Quote From: vivianaAbout Rats: I am a 55 year old retired therapist. At age 40 I wanted to adopt a rodent. I researched information about hamsters, gerbils, mice and rats. Rats won. I adopted Petra as a young domesticated rat. Dr. Phil, Rats are Great Pets. They are intelligent and very friendly. I had Petra for almost 4 years, when she died of breast cancer. I also share and have shared my life with cats and dogs. The loss of Petra was as distressing as loosing any of my other pets. Rats have great personalities and are extremely clean animals and do not have the typical rodent smell like the other rodents mentioned.  
I kept Petra in a large puppy cage and only let her out when totally supervised, due to owning several cats at the same time. So I totally understand the girls and their rat pet. It's a cute rat.  
 
I would like to share with the college girls on the show that many of us have enjoyed the freedoms of being on our own at college. They repeated that they wanted to get as much out of these college experiences as they could. I wish Dr. Phil would have stressed that they could have a wonderful experience, with great memories, without all the alcohol use. I'm not saying they should totally abstain, but they are definitely over-doing it. Every day of their life, even after graduation, could be filled with incredible memory producing experiences. We know a lot more about alcohol use and abuse these days than when I was in college. A habit starts by setting up a pattern of use. They certainly don't want to go there. There is such a thing as alcohol poisoning, and they may not realize that even if they did not drink as much as they usually do at one party, that the alcohol from the previous night could still be in their system. A major problem is that you don't know you've over-done it until you've over-done it. Over-doing it with alcohol could be a death sentence. That would certainly impede the ability to create fun and memorable experiences and memories. Alcohol poisoning HAS resulted in death for many college students wanting to get the full experience of the party. Several days or a week of drinking can damage organs. Girls, you do not want to create a pattern in your life of not being able to have a good time unless you are mentally altered. In reality that is creating an experience you may wish you could forget. Alcohol and drug addiction is not a pretty picture. You don't want to need alcohol. Using it regularly is creating just that in your life.  
 
When I was in college, I had a girlfriend buddy, who became a really good friend and we'd support each other in our resisting intoxicating substances. Everyone around us had partying with alcohol a priority. Align yourself with one or two of your friends with the same goals of breaking the pattern you have already developed. It will work. My buddy and I are still friends since the late 1960s. We went on to create and remember many extraordinary experiences in our lives. Many of our other college friends got lost in addiction and some aren't around to create any experiences at all because of their alcohol and drug use.  
 
Enjoy ALL of your life. Just please don't create a situation where you can't deal with a sober reality. Reality has a lot going for it. Addiction is a reality that will sneak up on you, and may follow you long after you desire to leave it behind.  

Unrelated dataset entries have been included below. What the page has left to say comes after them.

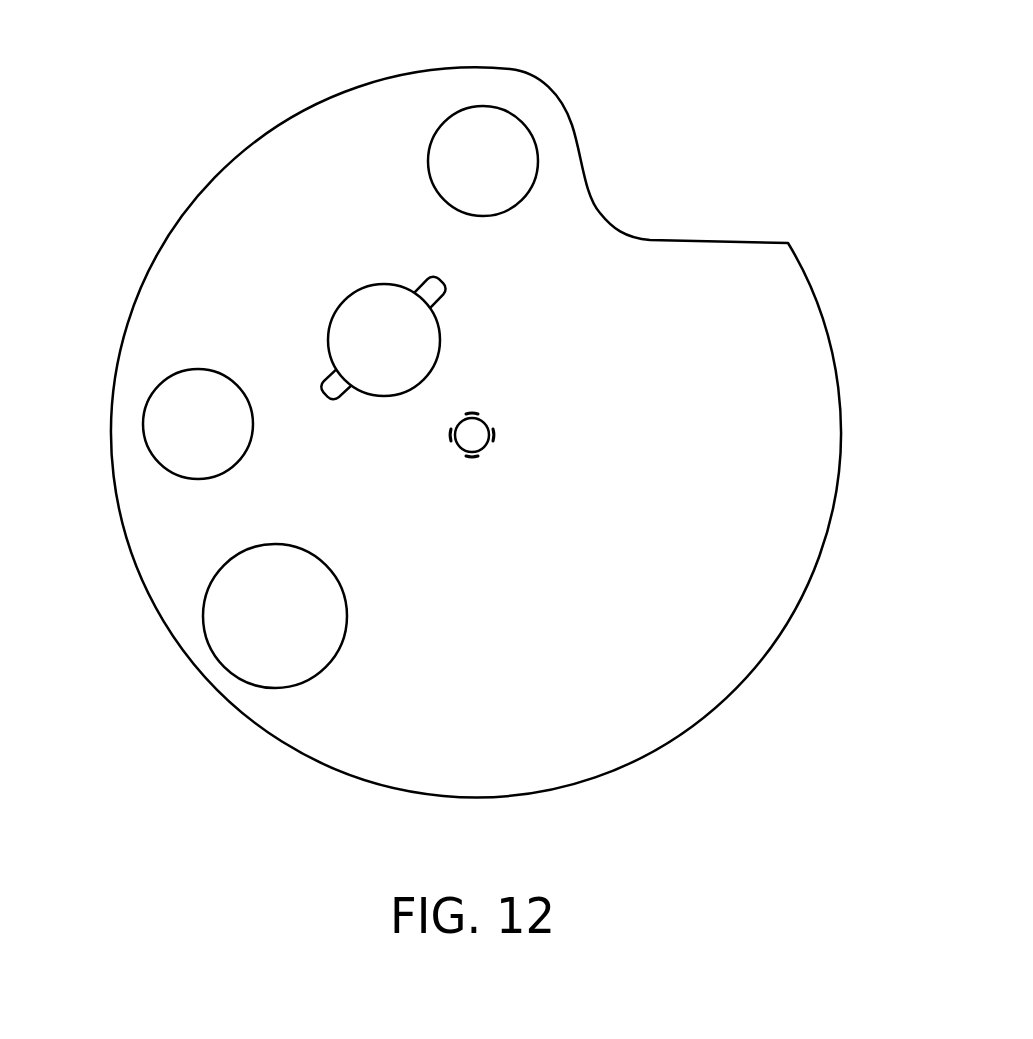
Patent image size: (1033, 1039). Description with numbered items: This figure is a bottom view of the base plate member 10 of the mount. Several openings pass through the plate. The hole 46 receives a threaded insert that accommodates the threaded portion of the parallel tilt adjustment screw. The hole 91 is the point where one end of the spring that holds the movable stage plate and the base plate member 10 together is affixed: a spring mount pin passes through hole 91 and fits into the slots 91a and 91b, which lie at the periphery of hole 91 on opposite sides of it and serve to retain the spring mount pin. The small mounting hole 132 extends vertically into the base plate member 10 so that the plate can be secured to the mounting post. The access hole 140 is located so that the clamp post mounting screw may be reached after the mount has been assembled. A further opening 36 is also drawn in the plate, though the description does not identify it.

The base plate member 10 is at (488, 432).
The opening 36 is at (525, 130).
The hole 46 is at (141, 396).
The hole 91 is at (364, 324).
The slot 91a is at (368, 396).
The slot 91b is at (466, 300).
The mounting hole 132 is at (518, 417).
The access hole 140 is at (204, 616).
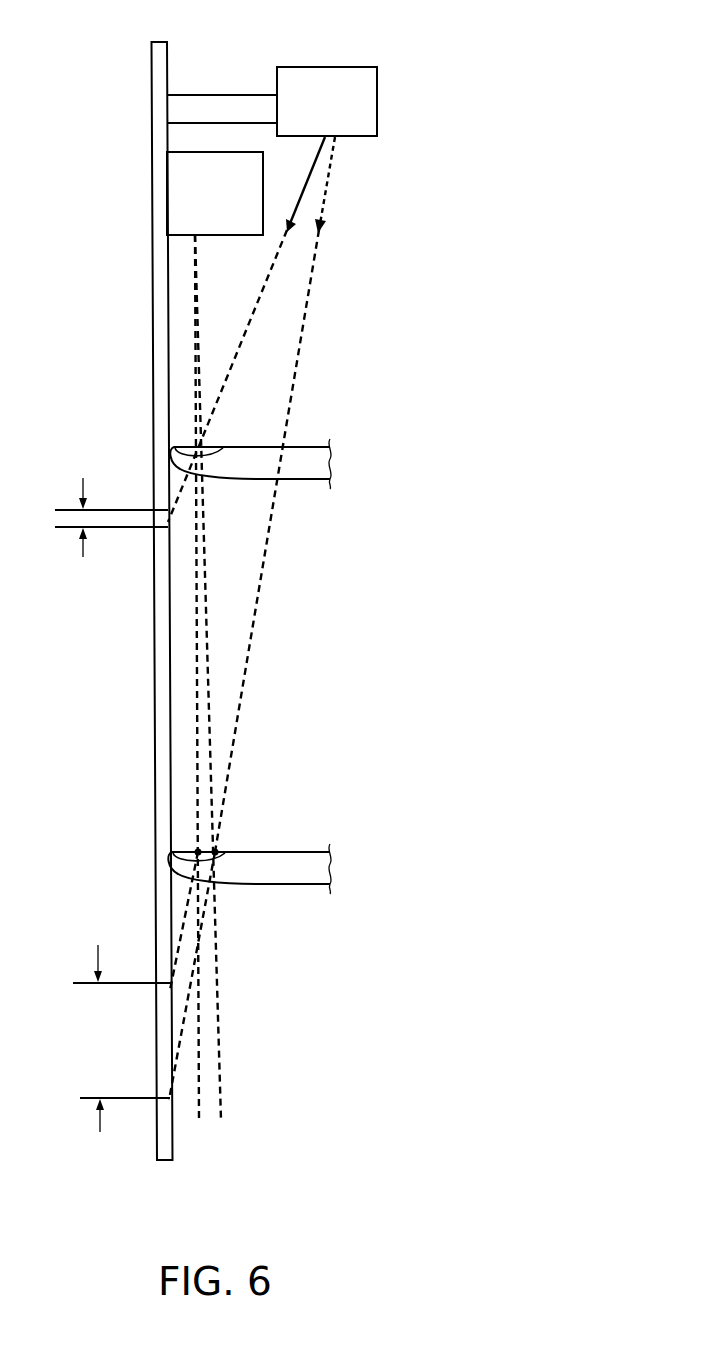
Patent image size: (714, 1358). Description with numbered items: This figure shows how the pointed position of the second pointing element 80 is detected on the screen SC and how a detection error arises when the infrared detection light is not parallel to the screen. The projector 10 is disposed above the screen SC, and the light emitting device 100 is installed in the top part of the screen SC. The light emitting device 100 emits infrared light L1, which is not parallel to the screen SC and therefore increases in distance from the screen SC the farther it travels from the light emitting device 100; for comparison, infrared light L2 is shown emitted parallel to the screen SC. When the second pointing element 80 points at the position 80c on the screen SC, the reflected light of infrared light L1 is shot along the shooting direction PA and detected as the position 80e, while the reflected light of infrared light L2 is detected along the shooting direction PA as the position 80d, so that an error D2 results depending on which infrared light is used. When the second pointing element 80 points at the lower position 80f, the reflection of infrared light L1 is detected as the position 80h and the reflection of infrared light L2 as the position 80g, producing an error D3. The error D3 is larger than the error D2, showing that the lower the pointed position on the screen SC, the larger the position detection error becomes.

I really appreciated you comments concerning alcohol and the college experience. You make some very valid points that I wish more students would consider. Unfortunately, it doesn't seem to be very popular to NOT drink to excess in college.
I went to a "party" school in the late 80s and early 90s because it had the best journalism school in my state. I transferred from a community college. It was the difference between night and day. At the community college, we all went to class and then left to go to jobs. At the university, many of my classmates made drinking their hobby. Many didn't have jobs and drove around in BMWs and Mercedes. I got bored with just my classes and got an internship.
On the bus, many a conversation I overheard started with, "You won't believe how drunk I got last night." I can remember going over to a guy's house with some friends and watching my roommate's boyfriend drink shots until he got violently ill. It was a total turn off to me. I don't like the taste of alcohol beyond a glass of wine with dinner so as you can imagine, I didn't go to many parties in college. I had friends but we didn't drink. From an economical standpoint, I couldn't afford it either! I wanted to remember my college experience, not lose it in a haze of beer.
It's easy to think that hard drinking is only a phase that young people go through, but as you point out, it can become a dangerous habit that can ruin your life. There is wisdom in moderation. And those that don't care to partake should not be made to feel like outcasts, either.
As for the rat, I'm not sure I'll ever be ready to get one but I'm glad Petra made you so happy.